Cette question était l’occasion pour M. Collignon de me raconter sa rencontre avec ses instances européennes de la Protection de la Vie Privée. Ses équipes ont étudié le process Golog sous toutes les coutures pendant 4 mois, lui demandant régulièrement des précisions sur tel ou tel aspect et l’ont convoqué, fin juin, à Rome, juste en face du Palais Présidentiel. Verdict : Golog a eu la précieuse approbation et avec les « félicitations du jury » s’il-vous-plaît, parce que contrairement à certains pop-ups qui vous agressent, le système Golog est jugé « user-friendly », dans le sens où l’on informe l’utilisateur qu’il s’est égaré et on lui propose différents chemins de redirection possibles, sans lui imposer néanmoins. Enfin, il faut savoir que les informations collectées et analysées par Golog sont traitées de façon globale et non individuelle.
Par ailleurs, je me demandais comment Golog allait pouvoir mettre en œuvre sa stratégie d’expansion mondiale volontariste tout en gardant la pédale de frein sur ses frais généraux et permettre ainsi les 63% de marge nette prévus pour 2009. Eh bien (et c’est là que les plus astucieux d’entre vous sauront lire entre les lignes), on pourrait imaginer que des partenariats stratégiques se nouent par exemple avec :
- un moteur de recherche qui aurait déjà une base de plusieurs centaines d’annonceurs
- un FAI qui aurait trouvé le concept génial et mettrait des commerciaux à disposition de Golog
cela, dans le cadre d’un contrat de partage de revenus classique, qui aurait pour énorme avantage de ne rien coûter à Golog, tout en gardant le contrôle de sa technologie. Ne serait-ce pas fabuleux ???
En fait Golog me fait l’effet d’un iceberg, pour lequel on ne voit que la partie émergée et notre imagination peine à concevoir l’énorme bloc d’applications liées à la technologie Golog.

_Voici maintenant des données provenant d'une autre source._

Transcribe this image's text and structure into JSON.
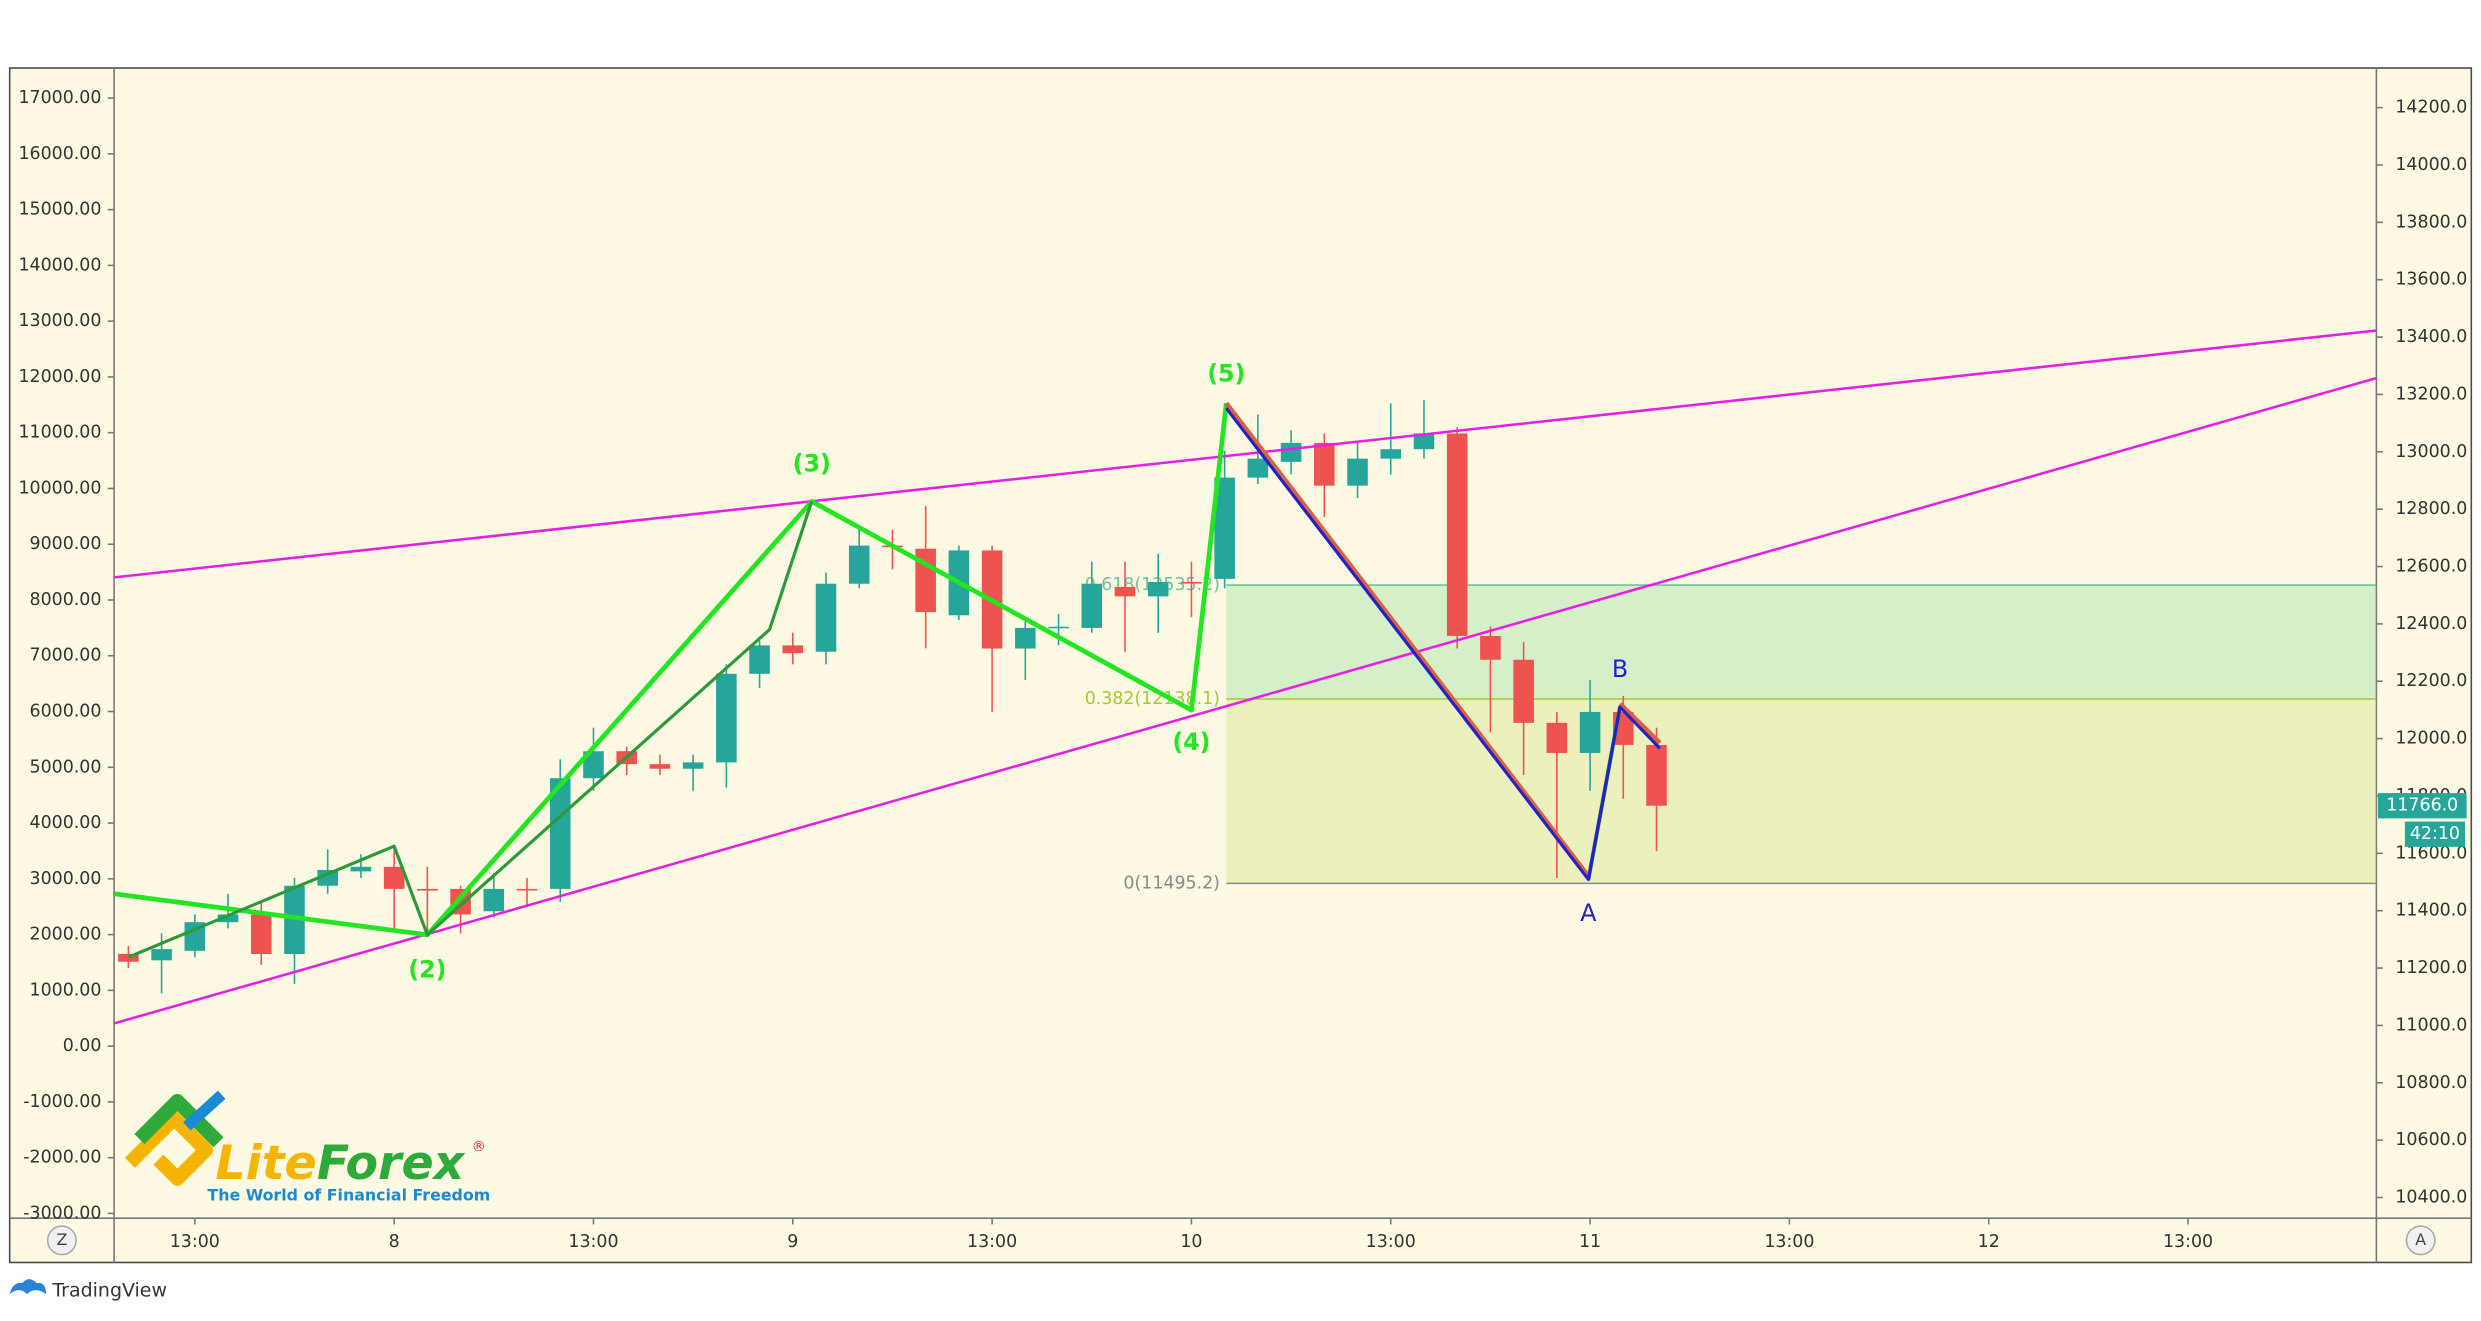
{
  "chart_data": {
    "type": "candlestick",
    "categories": [
      null,
      null,
      null,
      null,
      null,
      null,
      null,
      null,
      null,
      null,
      null,
      null,
      null,
      null,
      null,
      null,
      null,
      null,
      null,
      null,
      null,
      null,
      null,
      null,
      null,
      null,
      null,
      null,
      null,
      null,
      null,
      null,
      null,
      null,
      null,
      null,
      null,
      null,
      null,
      null,
      null,
      null,
      null,
      null,
      null,
      null,
      null
    ],
    "open": [
      11249,
      11227,
      11260,
      11360,
      11387,
      11249,
      11487,
      11537,
      11553,
      11476,
      11476,
      11398,
      11476,
      11476,
      11862,
      11956,
      11911,
      11895,
      11917,
      12226,
      12325,
      12303,
      12540,
      12673,
      12662,
      12430,
      12656,
      12314,
      12386,
      12386,
      12529,
      12496,
      12546,
      12557,
      12910,
      12965,
      13031,
      12882,
      12976,
      13009,
      13064,
      12358,
      12275,
      12055,
      11950,
      12093,
      11978
    ],
    "high": [
      11277,
      11321,
      11387,
      11459,
      11431,
      11514,
      11614,
      11597,
      11625,
      11553,
      11487,
      11531,
      11514,
      11928,
      12038,
      11972,
      11944,
      11944,
      12259,
      12342,
      12369,
      12579,
      12728,
      12728,
      12811,
      12673,
      12673,
      12424,
      12435,
      12617,
      12617,
      12645,
      12617,
      13003,
      13130,
      13075,
      13064,
      13031,
      13169,
      13180,
      13086,
      12391,
      12336,
      12093,
      12204,
      12149,
      12038
    ],
    "low": [
      11200,
      11112,
      11238,
      11338,
      11211,
      11145,
      11459,
      11514,
      11332,
      11321,
      11321,
      11376,
      11420,
      11431,
      11818,
      11873,
      11873,
      11818,
      11829,
      12176,
      12259,
      12259,
      12524,
      12590,
      12314,
      12413,
      12093,
      12204,
      12325,
      12369,
      12303,
      12369,
      12424,
      12524,
      12888,
      12921,
      12772,
      12838,
      12921,
      12976,
      12314,
      12022,
      11873,
      11514,
      11818,
      11790,
      11608
    ],
    "close": [
      11222,
      11266,
      11360,
      11387,
      11249,
      11487,
      11542,
      11553,
      11476,
      11470,
      11387,
      11476,
      11474,
      11862,
      11956,
      11911,
      11895,
      11917,
      12226,
      12325,
      12298,
      12540,
      12673,
      12668,
      12441,
      12656,
      12314,
      12386,
      12390,
      12540,
      12496,
      12546,
      12542,
      12910,
      12976,
      13031,
      12882,
      12976,
      13009,
      13064,
      12358,
      12275,
      12055,
      11950,
      12093,
      11978,
      11766
    ],
    "up_color": "#26a69a",
    "down_color": "#ef5350",
    "xlim": [
      -0.43,
      67.67
    ],
    "xticks": [
      {
        "value": 2,
        "label": "13:00"
      },
      {
        "value": 8,
        "label": "8"
      },
      {
        "value": 14,
        "label": "13:00"
      },
      {
        "value": 20,
        "label": "9"
      },
      {
        "value": 26,
        "label": "13:00"
      },
      {
        "value": 32,
        "label": "10"
      },
      {
        "value": 38,
        "label": "13:00"
      },
      {
        "value": 44,
        "label": "11"
      },
      {
        "value": 50,
        "label": "13:00"
      },
      {
        "value": 56,
        "label": "12"
      },
      {
        "value": 62,
        "label": "13:00"
      }
    ],
    "ylim": [
      10328,
      14338
    ],
    "yticks": [
      {
        "value": 10400,
        "label": "10400.0"
      },
      {
        "value": 10600,
        "label": "10600.0"
      },
      {
        "value": 10800,
        "label": "10800.0"
      },
      {
        "value": 11000,
        "label": "11000.0"
      },
      {
        "value": 11200,
        "label": "11200.0"
      },
      {
        "value": 11400,
        "label": "11400.0"
      },
      {
        "value": 11600,
        "label": "11600.0"
      },
      {
        "value": 11800,
        "label": "11800.0"
      },
      {
        "value": 12000,
        "label": "12000.0"
      },
      {
        "value": 12200,
        "label": "12200.0"
      },
      {
        "value": 12400,
        "label": "12400.0"
      },
      {
        "value": 12600,
        "label": "12600.0"
      },
      {
        "value": 12800,
        "label": "12800.0"
      },
      {
        "value": 13000,
        "label": "13000.0"
      },
      {
        "value": 13200,
        "label": "13200.0"
      },
      {
        "value": 13400,
        "label": "13400.0"
      },
      {
        "value": 13600,
        "label": "13600.0"
      },
      {
        "value": 13800,
        "label": "13800.0"
      },
      {
        "value": 14000,
        "label": "14000.0"
      },
      {
        "value": 14200,
        "label": "14200.0"
      }
    ],
    "y2lim": [
      -3085,
      17539
    ],
    "y2ticks": [
      {
        "value": -3000,
        "label": "-3000.00"
      },
      {
        "value": -2000,
        "label": "-2000.00"
      },
      {
        "value": -1000,
        "label": "-1000.00"
      },
      {
        "value": 0,
        "label": "0.00"
      },
      {
        "value": 1000,
        "label": "1000.00"
      },
      {
        "value": 2000,
        "label": "2000.00"
      },
      {
        "value": 3000,
        "label": "3000.00"
      },
      {
        "value": 4000,
        "label": "4000.00"
      },
      {
        "value": 5000,
        "label": "5000.00"
      },
      {
        "value": 6000,
        "label": "6000.00"
      },
      {
        "value": 7000,
        "label": "7000.00"
      },
      {
        "value": 8000,
        "label": "8000.00"
      },
      {
        "value": 9000,
        "label": "9000.00"
      },
      {
        "value": 10000,
        "label": "10000.00"
      },
      {
        "value": 11000,
        "label": "11000.00"
      },
      {
        "value": 12000,
        "label": "12000.00"
      },
      {
        "value": 13000,
        "label": "13000.00"
      },
      {
        "value": 14000,
        "label": "14000.00"
      },
      {
        "value": 15000,
        "label": "15000.00"
      },
      {
        "value": 16000,
        "label": "16000.00"
      },
      {
        "value": 17000,
        "label": "17000.00"
      }
    ],
    "grid": false,
    "fib": {
      "start": 33.05,
      "levels": [
        {
          "value": 11495.2,
          "label": "0(11495.2)",
          "color": "#8a8a8a"
        },
        {
          "value": 12138.1,
          "label": "0.382(12138.1)",
          "color": "#a5c83a"
        },
        {
          "value": 12535.2,
          "label": "0.618(12535.2)",
          "color": "#6cc49a"
        }
      ],
      "zone_colors": [
        "rgba(190,220,90,0.28)",
        "rgba(120,215,140,0.30)"
      ]
    },
    "lines": [
      {
        "color": "#e61ee6",
        "width": 1.6,
        "x": [
          -0.43,
          67.67
        ],
        "y": [
          12562,
          13423
        ]
      },
      {
        "color": "#e61ee6",
        "width": 1.6,
        "x": [
          -0.43,
          67.67
        ],
        "y": [
          11007,
          13257
        ]
      },
      {
        "color": "#22e622",
        "width": 3,
        "x": [
          -0.43,
          9,
          20.57,
          32,
          33.05
        ],
        "y": [
          11459,
          11316,
          12827,
          12099,
          13169
        ]
      },
      {
        "color": "#2a9a3a",
        "width": 2,
        "x": [
          0,
          8,
          9,
          19.3,
          20.57
        ],
        "y": [
          11238,
          11625,
          11316,
          12380,
          12827
        ]
      },
      {
        "color": "#2a9a3a",
        "width": 2.5,
        "x": [
          43.95,
          44.9
        ],
        "y": [
          11509,
          12110
        ]
      },
      {
        "color": "#e0603c",
        "width": 3,
        "x": [
          33.05,
          43.95
        ],
        "y": [
          13169,
          11520
        ]
      },
      {
        "color": "#e0603c",
        "width": 3,
        "x": [
          44.9,
          46.1
        ],
        "y": [
          12121,
          11985
        ]
      },
      {
        "color": "#2222c8",
        "width": 2,
        "x": [
          33.05,
          43.95,
          44.9,
          46.1
        ],
        "y": [
          13152,
          11509,
          12110,
          11966
        ]
      }
    ],
    "wave_labels": [
      {
        "label": "(2)",
        "x": 9,
        "y": 11189,
        "color": "#22e622"
      },
      {
        "label": "(3)",
        "x": 20.57,
        "y": 12954,
        "color": "#22e622"
      },
      {
        "label": "(4)",
        "x": 32,
        "y": 11983,
        "color": "#22e622"
      },
      {
        "label": "(5)",
        "x": 33.05,
        "y": 13268,
        "color": "#22e622"
      },
      {
        "label": "A",
        "x": 43.95,
        "y": 11387,
        "color": "#2222c8"
      },
      {
        "label": "B",
        "x": 44.9,
        "y": 12237,
        "color": "#2222c8"
      }
    ],
    "last_price": {
      "value": 11766,
      "label": "11766.0"
    },
    "countdown": "42:10"
  },
  "logo": {
    "title": "LiteForex",
    "mark": "®",
    "tagline": "The World of Financial Freedom"
  },
  "controls": {
    "left": "Z",
    "right": "A"
  },
  "footer": {
    "brand": "TradingView"
  }
}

Je m’explique. Jusqu’à lors, je ne voyais « que » la valorisation des mauvaises requêtes auprès des annonceurs . Pour reprendre mon exemple fétiche, Monsieur X qui tape « bousecom » cliquera peut-être sur le lien de redirection d’un courtier ou d’une banque cliente de Golog, mais du même coup, en rassemblant tous les Messieurs (et Mesdames) X qui ont tapé « bouseonline.com », « coursdebouse » et autres … on obtient ce qu’on appelle une cible marketing dite CSP+ … qui vaut de l’or auprès des annonceurs ! Cette cible pourra aussi être testée, dans son ensemble par les équipes de Golog, pour savoir si elle répond bien aux offres de voyages, montres etc … Chaque clic sur un lien proposé sera ensuite analysé et on saura par exemple, si les boursicoteurs français préfèrent le champagne ou le vin rouge, si leurs compatriotes allemands y sont également sensibles etc … Petit à petit, les outils et la base de données s’affineront et Golog détiendra une MINE d’informations marketing MONDIALE EXPLOSIVE !

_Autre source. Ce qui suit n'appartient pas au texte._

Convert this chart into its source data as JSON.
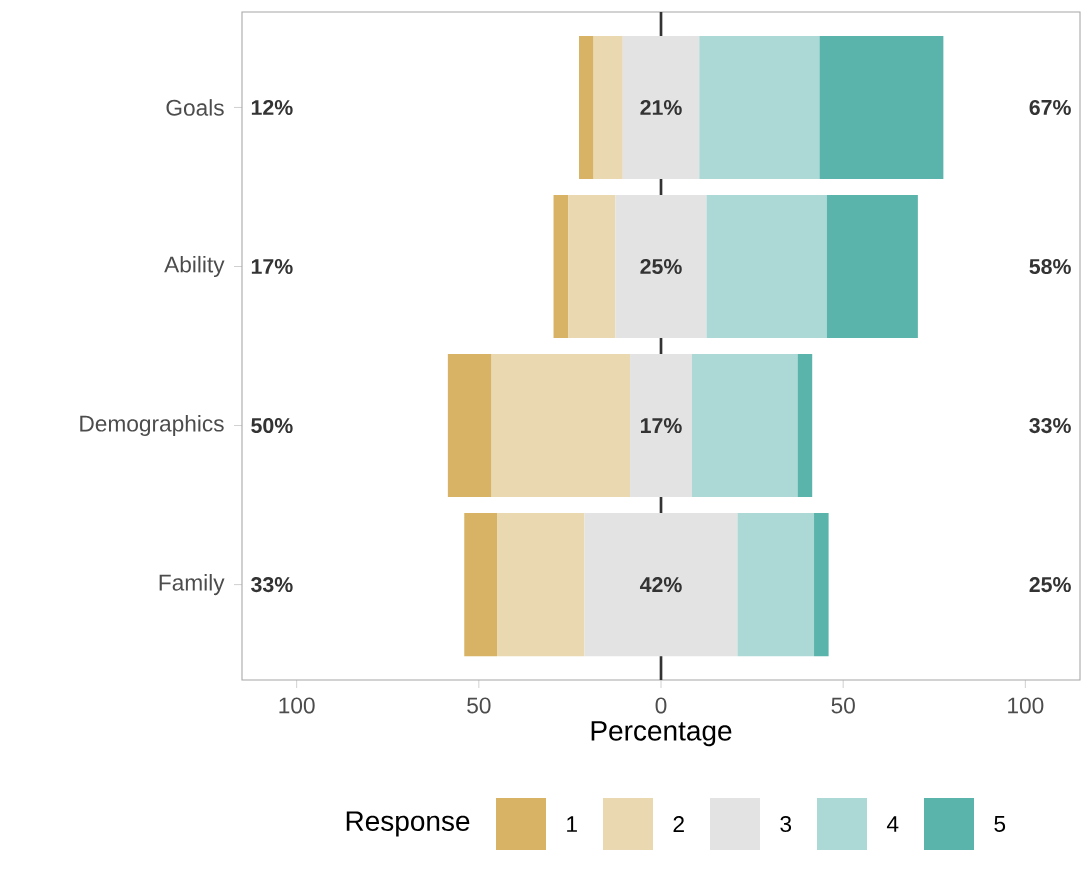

A propos de renseignements, il faut savoir que Golog poursuit aussi une mission de toute première importance pour la justice française, puis vraisemblablement internationale par la suite. Si quelqu’un tape « pedotrucmuch.com » sur la barre de recherche, son adresse IP est immédiatement transférée au Tribunal de Grasse ! Là, pour le coup, en toute légalité vis-à-vis de la CNIL !
Merci Mr COLLIGNON.
Certains d’entre vous m’ont fait la remarque de la faible liquidité du titre. Golog s’est introduit en bourse à un moment peu propice pour elle : en plein mois d’août et en pleine tempête boursière. On peut rêver mieux comme conditions !
Enfin, M. Collignon a vraiment à coeur de s'ouvrir à ses actionnaires et propose de les rencontrer 2 fois par an à Paris !Si ce n'est pas un gage de confiance pour nous actionnaires alors que vous faut il ? C'est bien comme cela que je conçois la capitalisme : en toute transparence !
A ce jour, les partenariats stratégiques qui se nouent, l’approche de la fin d’année et du CA qui sera vraisemblablement proche des 3M d’€, ainsi que le brillant parcours boursier déjà réalisé, vont lui permettre de lever 5 à 10M d’euros d’ici la fin de l’année et d’envisager un transfert rapide sur Alternext.